Claire Oliver Gallery opens new space in Harlem

Peter Larkin, stage designer with a funky asterisk, dies at 93

Art blooms in gritty Dakar neighbourhood

Carnegie Museum of Art appoints four new department heads

Ketterer Kunst appoints new Head of Contemporary Art

Kunsthalle Basel opens an exhibition of works by Camille Blatrix

Exhibition of recent mixed-media works by Liberia-born artist Trokon Nagbe opens at Skoto Gallery

Prinseps to host auction with first edition rare books from the Indian Nationalist Movement

Norma Tanega, who sang about a cat named Dog, dies at 80

Galerie Guido W. Baudach exhibits works which make use of the color black

Exhibition seeks to examine the real-world impact of computer vision

Pax Romana brings ancient times to life with Feb. 1 auction of antiquities, jewellery, coins & weapons

5 Ways To Use Flowers Around The Home




Museums, Exhibits, Artists, Milestones, Digital Art, Architecture, Photography,
Photographers, Special Photos, Special Reports, Featured Stories, Auctions, Art Fairs,
Anecdotes, Art Quiz, Education, Mythology, 3D Images, Last Week, .

 



Founder:
Ignacio Villarreal
(1941 - 2019)
Editor & Publisher: Jose Villarreal
Art Director: Juan José Sepúlveda Ramírez
Writer: Ofelia Zurbia Betancourt

Attorneys
Truck Accident Attorneys
Accident Attorneys
Holistic Dentist
Abogado de accidentes
สล็อต
สล็อตเว็บตรง

Royalville Communications, Inc
produces:

ignaciovillarreal.org juncodelavega.com facundocabral-elfinal.org
Founder's Site.
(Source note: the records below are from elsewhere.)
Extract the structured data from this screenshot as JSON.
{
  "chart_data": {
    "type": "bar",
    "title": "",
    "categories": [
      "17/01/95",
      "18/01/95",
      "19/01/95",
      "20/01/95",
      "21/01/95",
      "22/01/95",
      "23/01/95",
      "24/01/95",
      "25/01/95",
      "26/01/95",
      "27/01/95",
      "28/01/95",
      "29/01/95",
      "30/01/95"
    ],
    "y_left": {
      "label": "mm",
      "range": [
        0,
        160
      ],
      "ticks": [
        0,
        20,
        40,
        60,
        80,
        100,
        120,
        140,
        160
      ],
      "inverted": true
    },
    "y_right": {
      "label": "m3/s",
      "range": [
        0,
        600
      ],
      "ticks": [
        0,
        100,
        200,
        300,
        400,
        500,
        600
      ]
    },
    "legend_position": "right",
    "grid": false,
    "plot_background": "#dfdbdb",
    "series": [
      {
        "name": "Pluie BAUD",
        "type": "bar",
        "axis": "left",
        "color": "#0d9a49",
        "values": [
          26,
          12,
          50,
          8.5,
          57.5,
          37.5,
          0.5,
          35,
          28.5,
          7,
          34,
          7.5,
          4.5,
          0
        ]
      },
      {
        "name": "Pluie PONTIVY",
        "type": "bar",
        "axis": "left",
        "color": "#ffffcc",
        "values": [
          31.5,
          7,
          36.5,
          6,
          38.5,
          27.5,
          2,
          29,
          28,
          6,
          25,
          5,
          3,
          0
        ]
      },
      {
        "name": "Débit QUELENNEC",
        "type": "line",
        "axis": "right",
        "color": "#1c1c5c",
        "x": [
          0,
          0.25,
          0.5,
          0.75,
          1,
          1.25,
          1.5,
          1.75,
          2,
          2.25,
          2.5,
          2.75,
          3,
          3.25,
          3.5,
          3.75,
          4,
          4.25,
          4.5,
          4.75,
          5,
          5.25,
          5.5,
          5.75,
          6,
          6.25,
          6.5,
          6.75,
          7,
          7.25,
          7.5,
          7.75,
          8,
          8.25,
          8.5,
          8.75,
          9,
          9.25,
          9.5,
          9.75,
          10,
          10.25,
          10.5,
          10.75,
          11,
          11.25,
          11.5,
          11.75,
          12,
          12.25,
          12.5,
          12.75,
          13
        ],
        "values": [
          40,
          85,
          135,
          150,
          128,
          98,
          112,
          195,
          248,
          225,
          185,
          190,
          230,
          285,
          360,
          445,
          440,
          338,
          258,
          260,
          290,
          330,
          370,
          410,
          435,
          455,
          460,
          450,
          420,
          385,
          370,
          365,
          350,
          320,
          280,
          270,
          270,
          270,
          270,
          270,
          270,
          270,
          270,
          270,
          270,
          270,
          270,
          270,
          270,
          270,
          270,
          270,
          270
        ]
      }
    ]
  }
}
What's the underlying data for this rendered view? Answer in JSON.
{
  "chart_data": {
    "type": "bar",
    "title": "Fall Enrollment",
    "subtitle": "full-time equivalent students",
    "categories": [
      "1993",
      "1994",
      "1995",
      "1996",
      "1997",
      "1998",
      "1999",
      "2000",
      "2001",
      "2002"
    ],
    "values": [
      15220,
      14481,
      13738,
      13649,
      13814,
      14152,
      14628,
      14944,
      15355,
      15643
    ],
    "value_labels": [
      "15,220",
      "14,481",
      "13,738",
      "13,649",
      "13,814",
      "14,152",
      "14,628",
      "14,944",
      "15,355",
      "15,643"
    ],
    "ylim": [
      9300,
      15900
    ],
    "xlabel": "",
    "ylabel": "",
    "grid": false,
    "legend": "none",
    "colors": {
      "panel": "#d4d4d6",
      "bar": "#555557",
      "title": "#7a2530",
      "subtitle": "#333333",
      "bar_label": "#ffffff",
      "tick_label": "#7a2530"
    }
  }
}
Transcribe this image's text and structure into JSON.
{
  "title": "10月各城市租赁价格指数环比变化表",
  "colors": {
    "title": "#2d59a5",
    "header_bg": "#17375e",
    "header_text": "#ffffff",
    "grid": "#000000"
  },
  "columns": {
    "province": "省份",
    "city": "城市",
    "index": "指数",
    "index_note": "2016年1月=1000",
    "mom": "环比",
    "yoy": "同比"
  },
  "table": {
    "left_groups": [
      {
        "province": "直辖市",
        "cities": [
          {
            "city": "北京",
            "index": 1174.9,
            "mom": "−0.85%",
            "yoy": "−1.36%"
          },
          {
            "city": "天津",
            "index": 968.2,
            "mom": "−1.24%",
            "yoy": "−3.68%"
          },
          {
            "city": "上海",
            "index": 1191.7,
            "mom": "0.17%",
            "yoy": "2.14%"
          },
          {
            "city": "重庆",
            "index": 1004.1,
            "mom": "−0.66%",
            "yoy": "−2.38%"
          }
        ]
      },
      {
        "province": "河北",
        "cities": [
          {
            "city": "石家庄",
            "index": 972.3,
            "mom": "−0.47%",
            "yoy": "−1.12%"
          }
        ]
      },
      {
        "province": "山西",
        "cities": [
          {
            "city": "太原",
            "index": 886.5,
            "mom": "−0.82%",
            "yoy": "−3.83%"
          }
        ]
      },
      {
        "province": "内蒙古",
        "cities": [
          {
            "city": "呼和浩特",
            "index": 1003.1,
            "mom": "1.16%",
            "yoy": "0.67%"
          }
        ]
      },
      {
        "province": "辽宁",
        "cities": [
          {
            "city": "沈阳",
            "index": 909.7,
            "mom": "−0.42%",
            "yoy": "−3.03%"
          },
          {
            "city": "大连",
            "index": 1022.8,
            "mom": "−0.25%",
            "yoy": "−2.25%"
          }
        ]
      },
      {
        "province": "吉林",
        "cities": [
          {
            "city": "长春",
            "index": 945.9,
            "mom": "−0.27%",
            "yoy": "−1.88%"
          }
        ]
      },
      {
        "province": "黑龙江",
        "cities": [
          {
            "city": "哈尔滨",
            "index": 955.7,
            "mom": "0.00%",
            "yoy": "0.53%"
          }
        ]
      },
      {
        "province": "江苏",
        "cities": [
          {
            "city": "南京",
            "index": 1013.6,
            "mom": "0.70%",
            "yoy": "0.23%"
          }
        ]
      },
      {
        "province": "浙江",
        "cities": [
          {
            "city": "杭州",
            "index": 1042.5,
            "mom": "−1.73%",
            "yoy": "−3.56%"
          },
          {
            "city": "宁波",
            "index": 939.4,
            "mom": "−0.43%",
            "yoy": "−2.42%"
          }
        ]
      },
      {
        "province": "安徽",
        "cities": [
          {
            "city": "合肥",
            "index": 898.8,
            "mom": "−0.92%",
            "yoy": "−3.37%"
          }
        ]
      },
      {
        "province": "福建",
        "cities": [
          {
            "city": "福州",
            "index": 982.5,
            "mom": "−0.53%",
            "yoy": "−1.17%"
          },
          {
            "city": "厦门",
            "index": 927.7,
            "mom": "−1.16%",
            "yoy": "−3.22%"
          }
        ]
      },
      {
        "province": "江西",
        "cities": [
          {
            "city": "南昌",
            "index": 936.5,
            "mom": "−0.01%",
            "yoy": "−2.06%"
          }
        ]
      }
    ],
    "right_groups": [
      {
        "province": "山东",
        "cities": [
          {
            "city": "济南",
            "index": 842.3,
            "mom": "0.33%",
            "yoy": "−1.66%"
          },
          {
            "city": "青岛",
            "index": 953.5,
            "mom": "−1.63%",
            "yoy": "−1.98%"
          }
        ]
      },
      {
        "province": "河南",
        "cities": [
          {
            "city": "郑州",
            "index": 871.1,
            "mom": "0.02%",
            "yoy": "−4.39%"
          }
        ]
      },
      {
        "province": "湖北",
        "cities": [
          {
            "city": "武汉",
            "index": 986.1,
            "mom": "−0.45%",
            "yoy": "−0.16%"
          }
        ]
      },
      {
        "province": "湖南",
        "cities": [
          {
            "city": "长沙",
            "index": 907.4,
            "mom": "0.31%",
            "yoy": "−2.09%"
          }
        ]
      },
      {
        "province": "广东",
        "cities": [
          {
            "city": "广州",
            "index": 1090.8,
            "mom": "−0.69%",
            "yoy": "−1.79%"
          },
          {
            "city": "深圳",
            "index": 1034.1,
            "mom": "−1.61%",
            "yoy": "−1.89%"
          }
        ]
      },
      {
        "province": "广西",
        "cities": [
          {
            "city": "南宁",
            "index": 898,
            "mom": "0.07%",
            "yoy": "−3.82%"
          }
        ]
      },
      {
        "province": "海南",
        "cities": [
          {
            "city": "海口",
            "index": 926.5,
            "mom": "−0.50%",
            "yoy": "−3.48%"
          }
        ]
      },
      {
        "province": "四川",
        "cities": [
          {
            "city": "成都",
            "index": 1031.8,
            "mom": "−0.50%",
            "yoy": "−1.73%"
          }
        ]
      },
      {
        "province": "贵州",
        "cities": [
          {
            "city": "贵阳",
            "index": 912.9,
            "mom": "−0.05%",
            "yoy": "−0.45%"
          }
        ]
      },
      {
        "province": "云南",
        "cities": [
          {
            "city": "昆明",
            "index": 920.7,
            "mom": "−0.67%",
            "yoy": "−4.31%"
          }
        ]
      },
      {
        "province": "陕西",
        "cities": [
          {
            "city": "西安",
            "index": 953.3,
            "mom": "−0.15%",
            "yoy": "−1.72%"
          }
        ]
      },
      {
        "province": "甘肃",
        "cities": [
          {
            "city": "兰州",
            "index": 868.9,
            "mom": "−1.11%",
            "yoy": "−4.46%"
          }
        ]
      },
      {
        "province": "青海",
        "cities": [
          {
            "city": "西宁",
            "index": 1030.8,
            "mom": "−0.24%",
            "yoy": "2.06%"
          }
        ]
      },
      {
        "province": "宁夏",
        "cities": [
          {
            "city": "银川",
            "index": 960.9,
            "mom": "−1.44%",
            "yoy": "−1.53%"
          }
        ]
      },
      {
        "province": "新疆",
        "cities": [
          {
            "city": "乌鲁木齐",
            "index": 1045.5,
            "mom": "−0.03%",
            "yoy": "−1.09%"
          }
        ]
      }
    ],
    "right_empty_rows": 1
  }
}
Hommage
to a Mexican poet.
Hommage
       

The First Art Newspaper on the Net. The Best Versions Of Ave Maria Song Junco de la Vega Site Ignacio Villarreal Site Parroquia Natividad del Señor
Tell a Friend
Dear User, please complete the form below in order to recommend the Artdaily newsletter to someone you know.
Please complete all fields marked *.